In a new preprint of their ACL 2020 paper, guys from the University of Edinburgh show several tricks that not only improve the multilingual translation but also make the models reasonably large. The title of the paper is Improving Massively Multilingual Neural Machine Translation and Zero-Shot Translation. What I personally value the most about the paper are the strong intuitions about what is going on inside the models.

The tricks are based on introducing language-specific components in the model. Ultimately, all model parameters can be language-specific, but this would that model is not really multilingual and cannot benefit from synergies between related languages. The opposite extreme is what Google did in its original multilingual approach: brute force with data and computation power without modifying the Transformer architecture. The new Edinburgh paper succeeds in setting a middle course between those two extremes and introduces language-specific layer normalization and encoder state projection.

Especially the trick with layer normalization is quite a surprise for me. I always viewed layer normalization as a purely technical trick to force the neuron activation to stay in a reasonable range, so we can connect layers with residual connections (and thus avoid the vanishing gradient problem). After normalizing the activations to have a zero mean and unit variance, layer normalization adds a learned bias vector.
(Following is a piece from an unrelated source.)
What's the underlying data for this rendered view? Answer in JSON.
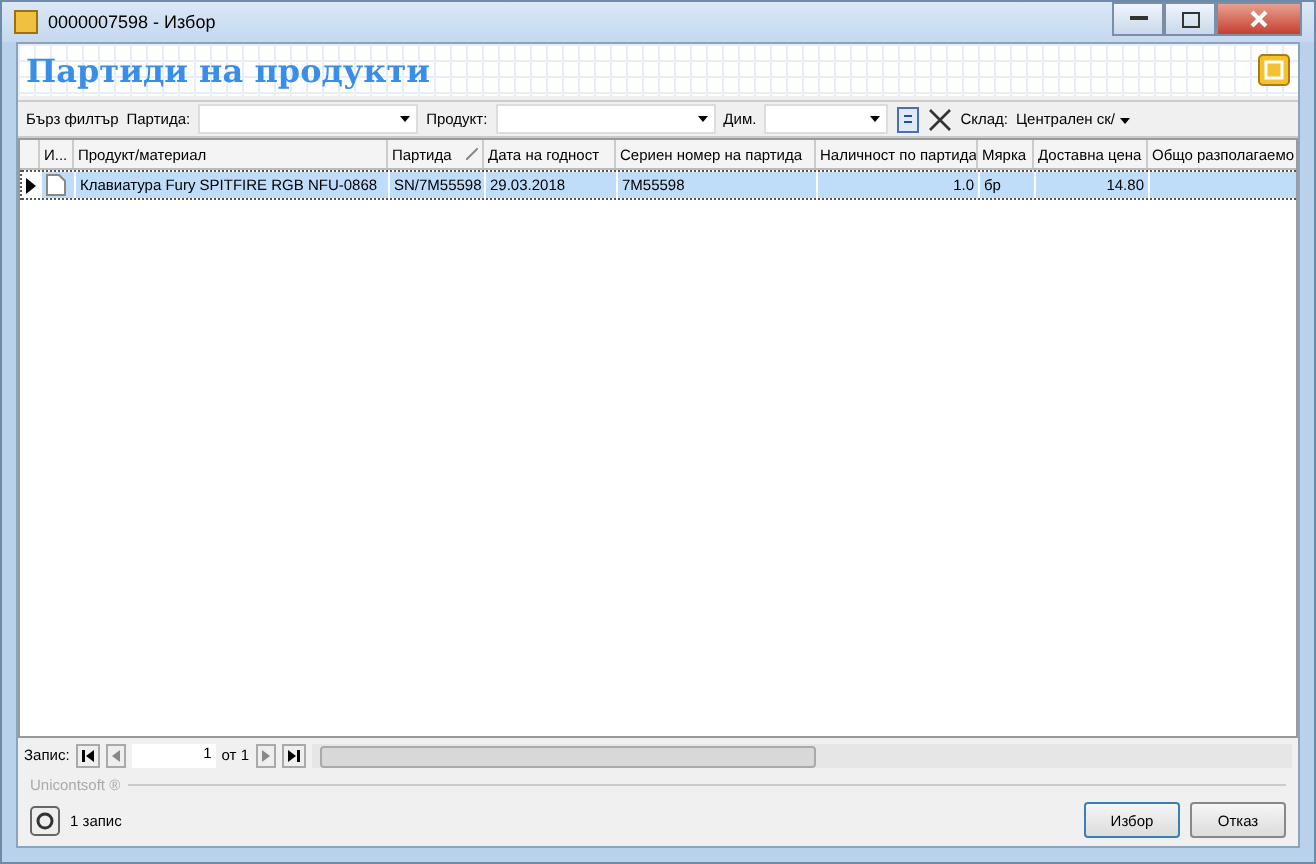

Here, this serves as a kind of language embedding, constantly reminding the following layers, how they should treat the input. The encoder is followed by a linear projection.

My interpretation is: let the encoder do some language-specific things, but not too much, just give the layers a small hint, what they should do with the input. After the encoding finishes, just get rid of the language-specific stuff and project it to a language-neutral form, just as the decoder likes it.

Unlike Google, these experiments were done on publicly available data. I believe this is an important signal to researchers that these stunningly interesting experiments can be done everywhere, not only with Google-scale equipment. It is tempting to say that what was considered sci-fi a few years ago, can now run even on your desktop machine.

The multilingual model is better than bilingual models on average, but for the high-resource languages, the translation quality is much worse than the quality of the specialized bilingual models. To match the performance of the bilingual models in the multilingual setup, they need a 4 times bigger model, but still with approximately half of the parameters of Google’s model.